Rural Women Who Now Make Decisions and Create Jobs
Denia is not the only one. When Evenilda Morán retired in 2015 as a primary school teacher, she thought it was time to stay at home. Evenilda, who owned land suitable for raw sugarcane production but had never worked in agriculture, is now the president of the Union of Sugarcane Producers of the South (UPROCASUR), an organization of small and medium‑scale producers in southern Honduras.
“It was not at all a process that allowed us to make money quickly,” she explains. “Here you have to learn how to manage the crop, how to fertilize, how to clean, how to understand the process.” Along with the rest of the board, she began training in production, machinery operation, quality control, and organizational management to start what is now the country’s first industrial plant for powdered sugarcane.

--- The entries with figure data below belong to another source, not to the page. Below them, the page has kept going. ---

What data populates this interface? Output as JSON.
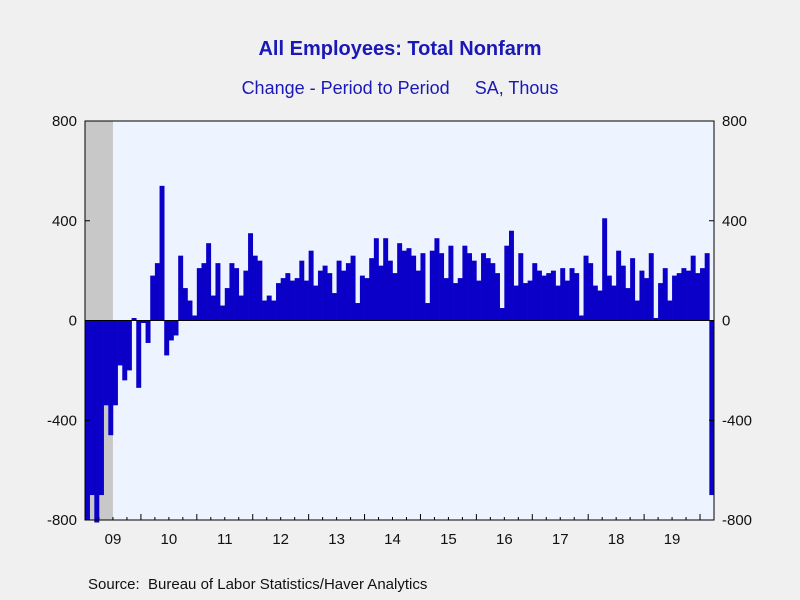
{
  "chart_data": {
    "type": "bar",
    "title": "All Employees: Total Nonfarm",
    "subtitle_left": "Change - Period to Period",
    "subtitle_right": "SA, Thous",
    "source": "Source:  Bureau of Labor Statistics/Haver Analytics",
    "ylim": [
      -800,
      800
    ],
    "y_ticks": [
      800,
      400,
      0,
      -400,
      -800
    ],
    "y_tick_labels": [
      "800",
      "400",
      "0",
      "-400",
      "-800"
    ],
    "x_tick_labels": [
      "09",
      "10",
      "11",
      "12",
      "13",
      "14",
      "15",
      "16",
      "17",
      "18",
      "19"
    ],
    "start": "2009-01",
    "recession": {
      "start": "2009-01",
      "end": "2009-06"
    },
    "x_range_months": 135,
    "colors": {
      "bar": "#0a00c8",
      "plot_bg": "#eef4ff",
      "recession": "#c8c8c8",
      "text": "#1a18b8"
    },
    "values": [
      -800,
      -700,
      -810,
      -700,
      -340,
      -460,
      -340,
      -180,
      -240,
      -200,
      10,
      -270,
      -10,
      -90,
      180,
      230,
      540,
      -140,
      -80,
      -60,
      260,
      130,
      80,
      20,
      210,
      230,
      310,
      100,
      230,
      60,
      130,
      230,
      210,
      100,
      200,
      350,
      260,
      240,
      80,
      100,
      80,
      150,
      170,
      190,
      160,
      170,
      240,
      160,
      280,
      140,
      200,
      220,
      190,
      110,
      240,
      200,
      230,
      260,
      70,
      180,
      170,
      250,
      330,
      220,
      330,
      240,
      190,
      310,
      280,
      290,
      260,
      200,
      270,
      70,
      280,
      330,
      270,
      170,
      300,
      150,
      170,
      300,
      270,
      240,
      160,
      270,
      250,
      230,
      190,
      50,
      300,
      360,
      140,
      270,
      150,
      160,
      230,
      200,
      180,
      190,
      200,
      140,
      210,
      160,
      210,
      190,
      20,
      260,
      230,
      140,
      120,
      410,
      180,
      140,
      280,
      220,
      130,
      250,
      80,
      200,
      170,
      270,
      10,
      150,
      210,
      80,
      180,
      190,
      210,
      200,
      260,
      190,
      210,
      270,
      -700
    ]
  }
}
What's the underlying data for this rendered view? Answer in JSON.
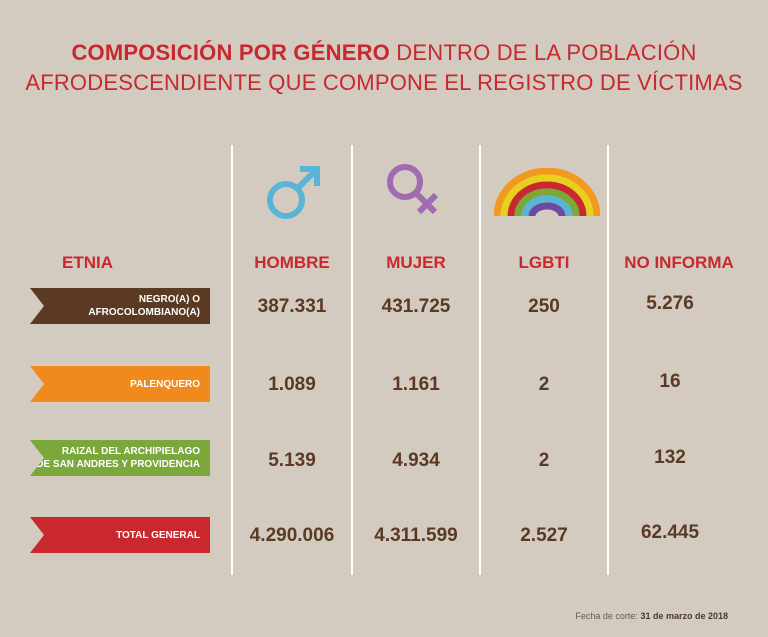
{
  "title": {
    "bold_part": "COMPOSICIÓN POR GÉNERO",
    "line1_rest": "DENTRO DE LA POBLACIÓN",
    "line2": "AFRODESCENDIENTE QUE COMPONE EL REGISTRO DE VÍCTIMAS"
  },
  "headers": {
    "etnia": "ETNIA",
    "hombre": "HOMBRE",
    "mujer": "MUJER",
    "lgbti": "LGBTI",
    "no_informa": "NO INFORMA"
  },
  "rows": [
    {
      "label_line1": "NEGRO(A) O",
      "label_line2": "AFROCOLOMBIANO(A)",
      "color": "#5a3a22",
      "hombre": "387.331",
      "mujer": "431.725",
      "lgbti": "250",
      "no_informa": "5.276"
    },
    {
      "label_line1": "PALENQUERO",
      "label_line2": "",
      "color": "#f08a1c",
      "hombre": "1.089",
      "mujer": "1.161",
      "lgbti": "2",
      "no_informa": "16"
    },
    {
      "label_line1": "RAIZAL DEL ARCHIPIELAGO",
      "label_line2": "DE SAN ANDRES Y PROVIDENCIA",
      "color": "#7aa83a",
      "hombre": "5.139",
      "mujer": "4.934",
      "lgbti": "2",
      "no_informa": "132"
    },
    {
      "label_line1": "TOTAL GENERAL",
      "label_line2": "",
      "color": "#c8282e",
      "hombre": "4.290.006",
      "mujer": "4.311.599",
      "lgbti": "2.527",
      "no_informa": "62.445"
    }
  ],
  "footnote": {
    "prefix": "Fecha de corte: ",
    "date": "31 de marzo de 2018"
  },
  "colors": {
    "accent": "#c8282e",
    "text_dark": "#5a3a22",
    "background": "#d3cac0",
    "male_icon": "#5ab4d6",
    "female_icon": "#a06bb0"
  },
  "icons": [
    "male-symbol-icon",
    "female-symbol-icon",
    "rainbow-icon"
  ]
}
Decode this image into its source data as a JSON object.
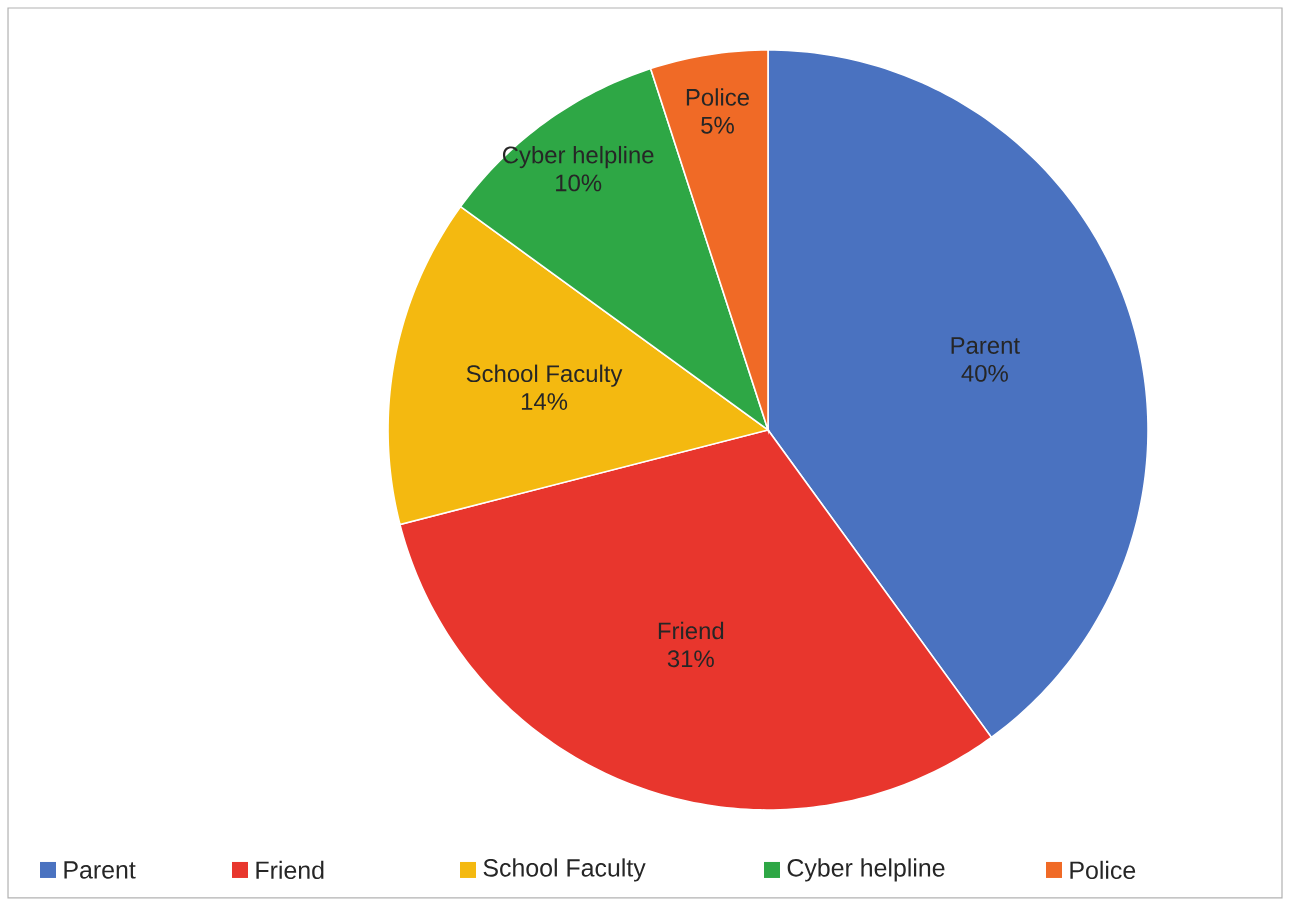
{
  "chart_data": {
    "type": "pie",
    "categories": [
      "Parent",
      "Friend",
      "School Faculty",
      "Cyber helpline",
      "Police"
    ],
    "values": [
      40,
      31,
      14,
      10,
      5
    ],
    "value_labels": [
      "40%",
      "31%",
      "14%",
      "10%",
      "5%"
    ],
    "colors": [
      "#4a72c0",
      "#e8362d",
      "#f4b910",
      "#2ea745",
      "#f06a26"
    ],
    "legend": "bottom"
  }
}
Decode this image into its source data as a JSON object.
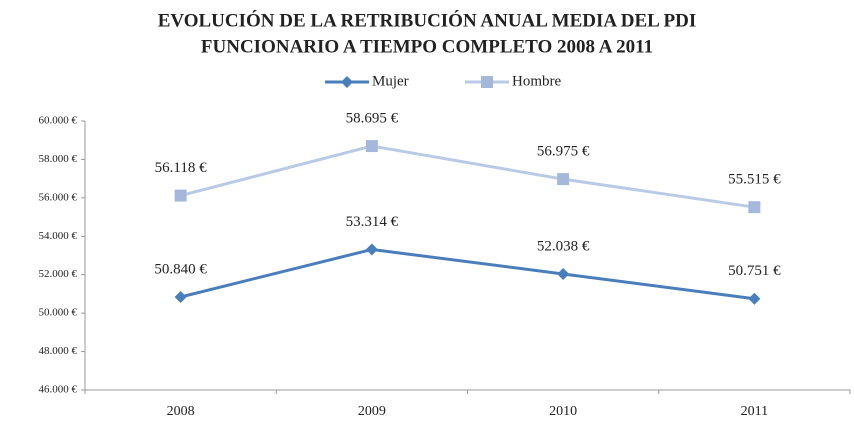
{
  "chart_data": {
    "type": "line",
    "title": [
      "EVOLUCIÓN DE LA RETRIBUCIÓN ANUAL MEDIA DEL PDI",
      "FUNCIONARIO A TIEMPO COMPLETO 2008 A 2011"
    ],
    "categories": [
      "2008",
      "2009",
      "2010",
      "2011"
    ],
    "series": [
      {
        "name": "Mujer",
        "color": "#4a7ebb",
        "marker": "diamond",
        "values": [
          50840,
          53314,
          52038,
          50751
        ],
        "value_labels": [
          "50.840 €",
          "53.314 €",
          "52.038 €",
          "50.751 €"
        ]
      },
      {
        "name": "Hombre",
        "color": "#b9cae6",
        "marker_color": "#a5b8dc",
        "marker": "square",
        "values": [
          56118,
          58695,
          56975,
          55515
        ],
        "value_labels": [
          "56.118 €",
          "58.695 €",
          "56.975 €",
          "55.515 €"
        ]
      }
    ],
    "ylim": [
      46000,
      60000
    ],
    "yticks": [
      {
        "value": 46000,
        "label": "46.000 €"
      },
      {
        "value": 48000,
        "label": "48.000 €"
      },
      {
        "value": 50000,
        "label": "50.000 €"
      },
      {
        "value": 52000,
        "label": "52.000 €"
      },
      {
        "value": 54000,
        "label": "54.000 €"
      },
      {
        "value": 56000,
        "label": "56.000 €"
      },
      {
        "value": 58000,
        "label": "58.000 €"
      },
      {
        "value": 60000,
        "label": "60.000 €"
      }
    ],
    "legend": "top",
    "grid": false
  }
}
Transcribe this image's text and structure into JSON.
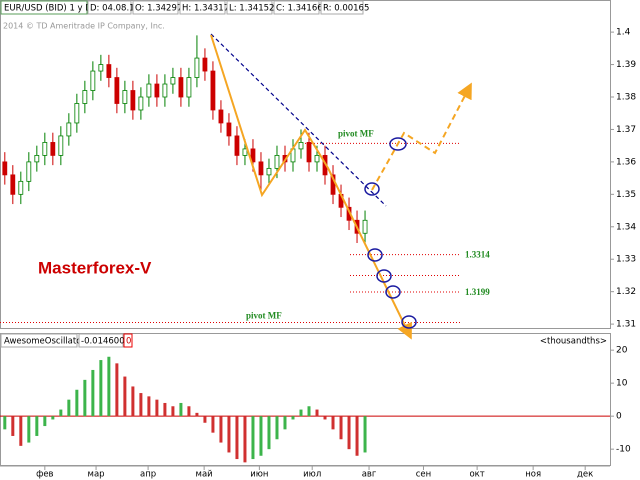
{
  "header": {
    "symbol": "EUR/USD (BID) 1 y D",
    "fields": [
      "D: 04.08.14",
      "O: 1.34297",
      "H: 1.34317",
      "L: 1.34152",
      "C: 1.34166",
      "R: 0.00165"
    ],
    "copyright": "2014 © TD Ameritrade IP Company, Inc."
  },
  "chart_data": [
    {
      "type": "candlestick",
      "watermark": "Masterforex-V",
      "up_color": "#008000",
      "down_color": "#cc0000",
      "xlim": [
        -0.6,
        75.6
      ],
      "ylim": [
        1.3088,
        1.4099
      ],
      "yticks": [
        1.31,
        1.32,
        1.33,
        1.34,
        1.35,
        1.36,
        1.37,
        1.38,
        1.39,
        1.4
      ],
      "open": [
        1.36,
        1.356,
        1.35,
        1.354,
        1.36,
        1.362,
        1.366,
        1.362,
        1.368,
        1.372,
        1.378,
        1.382,
        1.388,
        1.39,
        1.386,
        1.378,
        1.382,
        1.376,
        1.38,
        1.384,
        1.38,
        1.384,
        1.386,
        1.38,
        1.386,
        1.392,
        1.388,
        1.376,
        1.372,
        1.368,
        1.362,
        1.364,
        1.36,
        1.356,
        1.358,
        1.362,
        1.36,
        1.364,
        1.366,
        1.36,
        1.362,
        1.356,
        1.35,
        1.346,
        1.342,
        1.338
      ],
      "high": [
        1.363,
        1.359,
        1.357,
        1.363,
        1.365,
        1.369,
        1.369,
        1.371,
        1.375,
        1.381,
        1.385,
        1.391,
        1.393,
        1.393,
        1.389,
        1.385,
        1.385,
        1.383,
        1.387,
        1.387,
        1.387,
        1.389,
        1.389,
        1.389,
        1.399,
        1.395,
        1.391,
        1.379,
        1.375,
        1.371,
        1.367,
        1.367,
        1.363,
        1.361,
        1.365,
        1.365,
        1.367,
        1.37,
        1.369,
        1.365,
        1.365,
        1.359,
        1.353,
        1.349,
        1.345,
        1.345
      ],
      "low": [
        1.353,
        1.347,
        1.347,
        1.351,
        1.357,
        1.359,
        1.359,
        1.359,
        1.365,
        1.369,
        1.375,
        1.379,
        1.385,
        1.383,
        1.375,
        1.375,
        1.373,
        1.373,
        1.377,
        1.377,
        1.377,
        1.381,
        1.377,
        1.377,
        1.383,
        1.385,
        1.373,
        1.369,
        1.365,
        1.359,
        1.359,
        1.357,
        1.351,
        1.353,
        1.355,
        1.357,
        1.357,
        1.361,
        1.357,
        1.357,
        1.353,
        1.347,
        1.343,
        1.339,
        1.335,
        1.335
      ],
      "close": [
        1.356,
        1.35,
        1.354,
        1.36,
        1.362,
        1.366,
        1.362,
        1.368,
        1.372,
        1.378,
        1.382,
        1.388,
        1.39,
        1.386,
        1.378,
        1.382,
        1.376,
        1.38,
        1.384,
        1.38,
        1.384,
        1.386,
        1.38,
        1.386,
        1.392,
        1.388,
        1.376,
        1.372,
        1.368,
        1.362,
        1.364,
        1.36,
        1.356,
        1.358,
        1.362,
        1.36,
        1.364,
        1.366,
        1.36,
        1.362,
        1.356,
        1.35,
        1.346,
        1.342,
        1.338,
        1.342
      ],
      "levels": [
        {
          "value": 1.3657,
          "label": "pivot MF"
        },
        {
          "value": 1.3314,
          "label": "1.3314"
        },
        {
          "value": 1.325
        },
        {
          "value": 1.3199,
          "label": "1.3199"
        },
        {
          "value": 1.3105,
          "label": "pivot MF"
        }
      ]
    },
    {
      "type": "bar",
      "title": "AwesomeOscillator",
      "current": -0.0146006,
      "signal": 0,
      "unit_label": "<thousandths>",
      "up_color": "#3cb44b",
      "down_color": "#d03030",
      "zero_color": "#cc0000",
      "xlim": [
        -0.6,
        75.6
      ],
      "ylim": [
        -14.8,
        25.2
      ],
      "yticks": [
        20,
        10,
        0,
        -10
      ],
      "xticks": [
        {
          "value": 5,
          "label": "фев"
        },
        {
          "value": 11.4,
          "label": "мар"
        },
        {
          "value": 17.9,
          "label": "апр"
        },
        {
          "value": 24.9,
          "label": "май"
        },
        {
          "value": 31.8,
          "label": "июн"
        },
        {
          "value": 38.4,
          "label": "июл"
        },
        {
          "value": 45.5,
          "label": "авг"
        },
        {
          "value": 52.3,
          "label": "сен"
        },
        {
          "value": 59,
          "label": "окт"
        },
        {
          "value": 66,
          "label": "ноя"
        },
        {
          "value": 72.5,
          "label": "дек"
        }
      ],
      "values": [
        -4,
        -6,
        -9,
        -8,
        -6,
        -3,
        -1,
        2,
        5,
        8,
        11,
        14,
        17,
        18,
        16,
        12,
        9,
        7,
        6,
        5,
        4,
        3,
        4,
        3,
        1,
        -2,
        -5,
        -8,
        -11,
        -13,
        -14,
        -13,
        -12,
        -10,
        -7,
        -4,
        -1,
        2,
        3,
        2,
        -1,
        -4,
        -7,
        -10,
        -12,
        -11
      ]
    }
  ]
}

Today, the plant generates employment for hundreds of people during the harvest season, and for Evenilda, that impact is one of the greatest rewards. “It’s very satisfying to see the amount of labor needed and to know that jobs are being created in the area,” she says. She also highlights the transformation within families: income that helps sustain households, opportunities for young people who might otherwise migrate, and new skills acquired by workers who had never set foot in an industrial plant.
The Entrepreneurial Spirit the Country Needs
María Rutilia Mendoza, also a member of COCASAM, is an associated producer and secretary of the cooperative’s Oversight Board. From her experience, she emphasizes the value of collective organization in improving the incomes of farming families.
“Before, we delivered our production to intermediaries,” she explains. “By organizing, we have increased the economic value of the coffee, and that allows us to support our families.” For Mendoza, women’s leadership in the agricultural sector begins with recognizing themselves as capable and complementing the work of others in the territory: “When women and men join forces, it becomes easier to develop a community, a municipality, and, why not say it, a whole country.”
In María Rutilia’s case, this entrepreneurial vision has gone beyond COCASAM. She has turned her farm into a small business that diversifies family income. Starting with coffee, she incorporated activities like agritourism and artisanal product making, now receiving both national and international visitors and creating new economic opportunities for herself and other families.